The number one reason for UK borrowers releasing equity from their homes is to boost their pension income and savings, as record low interest rates continue to eat into pension pots, a report has found.
According to the Equity Release Council’s 'Home Advantage' report, out today (August 18), the majority of homeowners (57 per cent) are interested in accessing money from the value of their property in later life.
The report highlighted how the shift away from secure jobs with long tenures to less secure employment and self-employment with greater job mobility was affecting younger generations’ pension incomes.
It found nearly half (49 per cent) of people surveyed in their thirties have already had five or more jobs in their career – almost as many as those in their sixties (55 per cent).
“Modern workers will have lower pension income on average than some earlier generations, increasing the need for other sources of funds,” the report found.
This is compounded by a growing number of thirtysomethings whose financial futures are developing a lot later than expected. Nearly half (46 per cent) of homeowners in their thirties have relied on financial help from family or friends for instance.
Stephen Lowe, group communications director at Just, said this highlighted how "powerful societal forces are shifting the landscape of retirement planning.
“These changes bring both threats and opportunities but there is a clear theme that equity release will have an increasingly important role to play in helping people plan for retirement and enjoy a better quality of life in their later years.”
With the UK base interest rate falling to 0.1 per cent in March 2020, a large savings pot is now required to support a set retirement income.
In 1991, the Bank of England base rate was 14 per cent and 10-year government bonds yielded more than 10 per cent. But at the start of 2021, the 0.1 per cent base rate meant the yield on 10-year government bonds had fallen to 0.3 per cent.

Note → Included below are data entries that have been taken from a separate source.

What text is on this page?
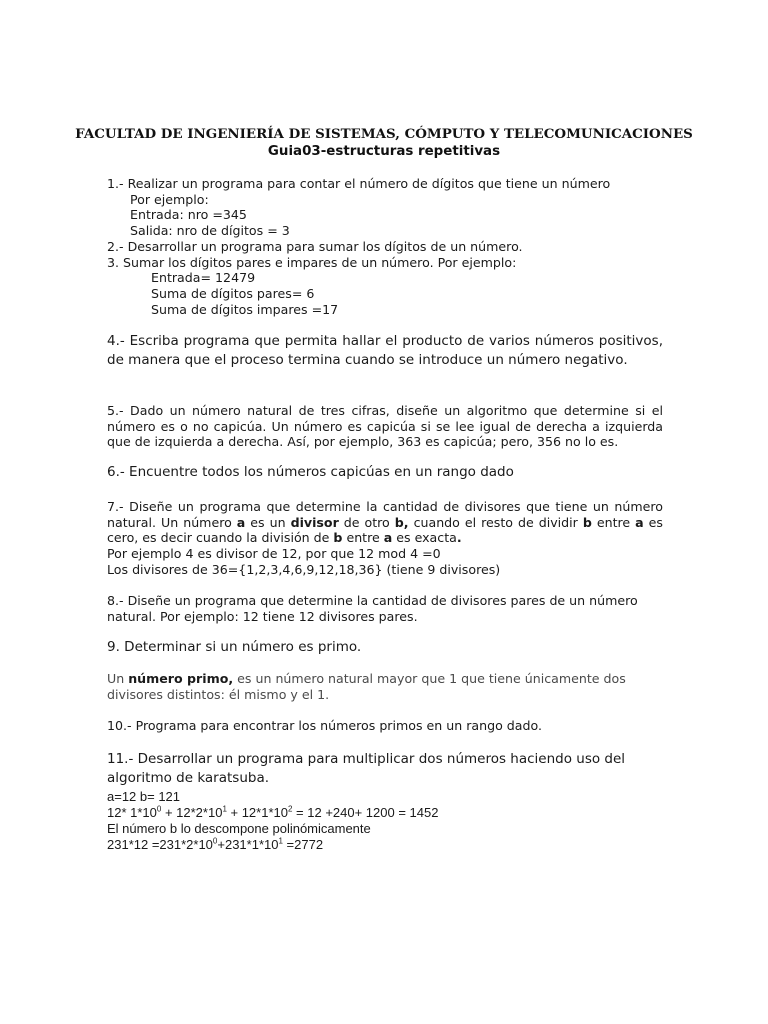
FACULTAD DE INGENIERÍA DE SISTEMAS, CÓMPUTO Y TELECOMUNICACIONES
Guia03-estructuras repetitivas

1.- Realizar un programa para contar el número de dígitos que tiene un número

Por ejemplo:

Entrada: nro =345

Salida: nro de dígitos = 3

2.- Desarrollar un programa para sumar los dígitos de un número.

3. Sumar los dígitos pares e impares de un número. Por ejemplo:

Entrada= 12479

Suma de dígitos pares= 6

Suma de dígitos impares =17

4.- Escriba programa que permita hallar el producto de varios números positivos, de manera que el proceso termina cuando se introduce un número negativo.

5.- Dado un número natural de tres cifras, diseñe un algoritmo que determine si el número es o no capicúa. Un número es capicúa si se lee igual de derecha a izquierda que de izquierda a derecha. Así, por ejemplo, 363 es capicúa; pero, 356 no lo es.

6.- Encuentre todos los números capicúas en un rango dado

7.- Diseñe un programa que determine la cantidad de divisores que tiene un número natural. Un número a es un divisor de otro b, cuando el resto de dividir b entre a es cero, es decir cuando la división de b entre a es exacta.

Por ejemplo 4 es divisor de 12, por que 12 mod 4 =0

Los divisores de 36={1,2,3,4,6,9,12,18,36} (tiene 9 divisores)

8.- Diseñe un programa que determine la cantidad de divisores pares de un número natural. Por ejemplo: 12 tiene 12 divisores pares.

9. Determinar si un número es primo.

Un número primo, es un número natural mayor que 1 que tiene únicamente dos divisores distintos: él mismo y el 1.

10.- Programa para encontrar los números primos en un rango dado.

11.- Desarrollar un programa para multiplicar dos números haciendo uso del algoritmo de karatsuba.

a=12 b= 121

12* $1*10^0 + 12*2*10^1 + 12*1*10^2 = 12 +240+ 1200 = 1452$

El número b lo descompone polinómicamente

$231*12 =231*2*10^0+231*1*10^1 =2772$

Pension incomes have also been affected by an increasingly ageing population, and the shift from defined benefit to defined contribution schemes as private sector employers become increasingly unwilling to shoulder the cost of reduced investment returns.
As a result, a significant gap between these types of pensions has emerged. For every £1,000 a typical employee received in their last annual salary, they could expect £670 from a DB pension in retirement but just £150 from a DC scheme, according to the ERC report.
For Lowe the UK is “rapidly approaching a time when this is replaced by the different outcomes for those who own their own home and those that don't."
He added: “For the mass market of 'Middle Britain' consumers, buying a home and creating equity rather than renting will have a profound effect on people's ability to meet their own retirement aspirations.”
The report estimated savings from getting a mortgage versus renting over a 30-year period stands at £326,214 today.
David Burrowes, chair of the ERC, reckons “there is no sign of the pace of change slowing down in the post-pandemic world” when it comes to the popularity of equity release - both as a supplement for declining pension incomes, and as a way for parents to help their children onto the property ladder.